As tensions ease, and the news becomes more focused on issues like Greece, rather than Ukraine, sanctions vigilance seems to be eroding. There are also signs emerging that some U.S. analysts are beginning to question the western narrative on Russia’s actions in Ukraine. One example comes from a senior analyst at Stratfor.com, one of the most widely respected U.S. strategic intelligence newsletters. Senior Analyst Lauren Goodrich argued in a June 29 video on Stratfor’s website that the U.S. is actually the one making antagonizing moves while Russia is merely responding:
“The way that the American media has put it out there is that Russia is being the aggressor (in Ukraine), and instead we’re seeing Russia be very reactive instead. NATO starts to build up, then Russia starts to build up. The United States helps support the revolution that took place in Ukraine this past year, Russia then takes Crimea and goes into eastern Ukraine.
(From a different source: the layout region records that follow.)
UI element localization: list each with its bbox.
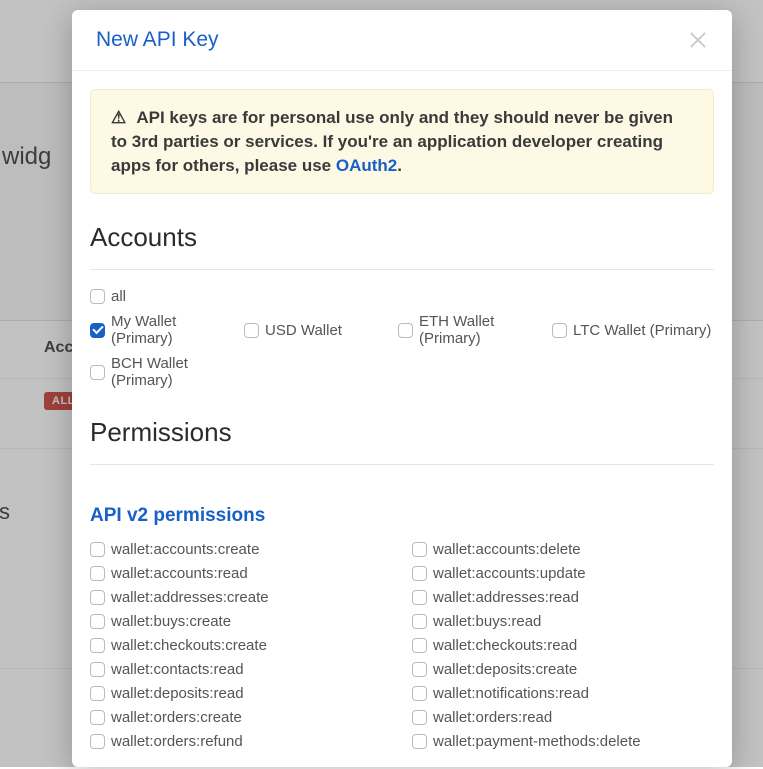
checkbox-icon bbox=[90, 289, 105, 304]
accounts-heading: Accounts bbox=[90, 222, 714, 253]
permissions-grid: wallet:accounts:create wallet:accounts:de… bbox=[90, 541, 714, 750]
permission-label: wallet:deposits:read bbox=[111, 685, 244, 702]
checkbox-icon bbox=[90, 365, 105, 380]
permission-label: wallet:accounts:create bbox=[111, 541, 259, 558]
permission-label: wallet:payment-methods:delete bbox=[433, 733, 641, 750]
permission-label: wallet:buys:create bbox=[111, 613, 231, 630]
modal-header: New API Key bbox=[72, 10, 732, 71]
permission-checkbox[interactable]: wallet:accounts:update bbox=[412, 565, 714, 582]
checkbox-icon bbox=[90, 638, 105, 653]
account-label: LTC Wallet (Primary) bbox=[573, 322, 711, 339]
permission-label: wallet:checkouts:read bbox=[433, 637, 577, 654]
permission-checkbox[interactable]: wallet:accounts:create bbox=[90, 541, 392, 558]
checkbox-icon bbox=[412, 734, 427, 749]
permission-checkbox[interactable]: wallet:payment-methods:delete bbox=[412, 733, 714, 750]
account-checkbox[interactable]: LTC Wallet (Primary) bbox=[552, 313, 712, 347]
permission-label: wallet:deposits:create bbox=[433, 661, 577, 678]
checkbox-icon bbox=[90, 323, 105, 338]
modal-title: New API Key bbox=[96, 28, 219, 52]
close-icon[interactable] bbox=[688, 30, 708, 50]
account-label: USD Wallet bbox=[265, 322, 342, 339]
permission-checkbox[interactable]: wallet:buys:read bbox=[412, 613, 714, 630]
checkbox-icon bbox=[412, 686, 427, 701]
new-api-key-modal: New API Key ⚠ API keys are for personal … bbox=[72, 10, 732, 767]
permission-checkbox[interactable]: wallet:checkouts:create bbox=[90, 637, 392, 654]
permission-label: wallet:orders:create bbox=[111, 709, 242, 726]
checkbox-icon bbox=[90, 662, 105, 677]
permission-checkbox[interactable]: wallet:orders:read bbox=[412, 709, 714, 726]
permission-checkbox[interactable]: wallet:accounts:read bbox=[90, 565, 392, 582]
checkbox-icon bbox=[90, 614, 105, 629]
permission-label: wallet:notifications:read bbox=[433, 685, 589, 702]
divider bbox=[90, 269, 714, 270]
checkbox-icon bbox=[412, 638, 427, 653]
checkbox-icon bbox=[90, 542, 105, 557]
account-checkbox[interactable]: all bbox=[90, 288, 712, 305]
checkbox-icon bbox=[412, 566, 427, 581]
account-checkbox[interactable]: USD Wallet bbox=[244, 313, 394, 347]
permission-label: wallet:addresses:create bbox=[111, 589, 269, 606]
warning-banner: ⚠ API keys are for personal use only and… bbox=[90, 89, 714, 194]
permission-checkbox[interactable]: wallet:deposits:create bbox=[412, 661, 714, 678]
permission-checkbox[interactable]: wallet:contacts:read bbox=[90, 661, 392, 678]
modal-body: ⚠ API keys are for personal use only and… bbox=[72, 71, 732, 767]
permission-checkbox[interactable]: wallet:accounts:delete bbox=[412, 541, 714, 558]
account-label: BCH Wallet (Primary) bbox=[111, 355, 240, 389]
permission-checkbox[interactable]: wallet:buys:create bbox=[90, 613, 392, 630]
permission-checkbox[interactable]: wallet:addresses:read bbox=[412, 589, 714, 606]
permission-checkbox[interactable]: wallet:addresses:create bbox=[90, 589, 392, 606]
permission-label: wallet:addresses:read bbox=[433, 589, 579, 606]
account-label: ETH Wallet (Primary) bbox=[419, 313, 548, 347]
account-label: all bbox=[111, 288, 126, 305]
permission-label: wallet:buys:read bbox=[433, 613, 541, 630]
api-v2-permissions-heading: API v2 permissions bbox=[90, 505, 714, 527]
account-checkbox[interactable]: BCH Wallet (Primary) bbox=[90, 355, 240, 389]
permission-checkbox[interactable]: wallet:orders:refund bbox=[90, 733, 392, 750]
oauth2-link[interactable]: OAuth2 bbox=[336, 156, 397, 175]
checkbox-icon bbox=[90, 566, 105, 581]
checkbox-icon bbox=[90, 686, 105, 701]
checkbox-icon bbox=[398, 323, 413, 338]
permission-label: wallet:accounts:delete bbox=[433, 541, 581, 558]
checkbox-icon bbox=[412, 710, 427, 725]
account-checkbox[interactable]: My Wallet (Primary) bbox=[90, 313, 240, 347]
checkbox-icon bbox=[90, 734, 105, 749]
checkbox-icon bbox=[552, 323, 567, 338]
permission-label: wallet:contacts:read bbox=[111, 661, 244, 678]
checkbox-icon bbox=[90, 590, 105, 605]
permission-label: wallet:accounts:update bbox=[433, 565, 586, 582]
checkbox-icon bbox=[412, 590, 427, 605]
permission-checkbox[interactable]: wallet:notifications:read bbox=[412, 685, 714, 702]
divider bbox=[90, 464, 714, 465]
permission-checkbox[interactable]: wallet:checkouts:read bbox=[412, 637, 714, 654]
checkbox-icon bbox=[412, 614, 427, 629]
permissions-heading: Permissions bbox=[90, 417, 714, 448]
permission-label: wallet:orders:refund bbox=[111, 733, 243, 750]
permission-label: wallet:orders:read bbox=[433, 709, 552, 726]
account-checkbox[interactable]: ETH Wallet (Primary) bbox=[398, 313, 548, 347]
checkbox-icon bbox=[244, 323, 259, 338]
permission-checkbox[interactable]: wallet:deposits:read bbox=[90, 685, 392, 702]
account-label: My Wallet (Primary) bbox=[111, 313, 240, 347]
permission-label: wallet:checkouts:create bbox=[111, 637, 267, 654]
checkbox-icon bbox=[90, 710, 105, 725]
permission-label: wallet:accounts:read bbox=[111, 565, 248, 582]
checkbox-icon bbox=[412, 542, 427, 557]
warning-text-suffix: . bbox=[397, 156, 402, 175]
checkbox-icon bbox=[412, 662, 427, 677]
warning-icon: ⚠ bbox=[111, 106, 126, 130]
permission-checkbox[interactable]: wallet:orders:create bbox=[90, 709, 392, 726]
accounts-grid: all My Wallet (Primary) USD Wallet ETH Wall… bbox=[90, 288, 714, 389]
So it really is a reaction to what is taking place out of the United States and out of NATO.”
All of this suggests that official government sanctions may continue a good deal longer, while the EU and Asian business community increasingly ignores them. That is likely to result in increased government pressure from the U.S. business community to enable its companies to compete on and equal plane with their EU and Asian peers. This growing dichotomy between the U.S. and EU/Asia is unlikely to be long lasting, as their respective governments seek ways to avoid embarrassment in their respective business communities.
As stated by Chris Weafer, founding partner at Macro-Advisory, a Moscow consultancy, “Goods and services which in theory are subject to sanctions, in reality do not appear to be. Companies seem to be working around it. There is obviously a very big blind eye being turned” by some western governments…. “I think the basic message is if you’re not blatant about it you’re fine.”
A U.S. State Dept. representative may have let the truth slip out when he described the reaction of the State Dept. to questions from U.S. companies about attending the St. Petersburg Economic Forum. “If you tell us you’re going, we’ll probably order you not to, but if you go and don’t tell us, we’ll probably do nothing,” he said.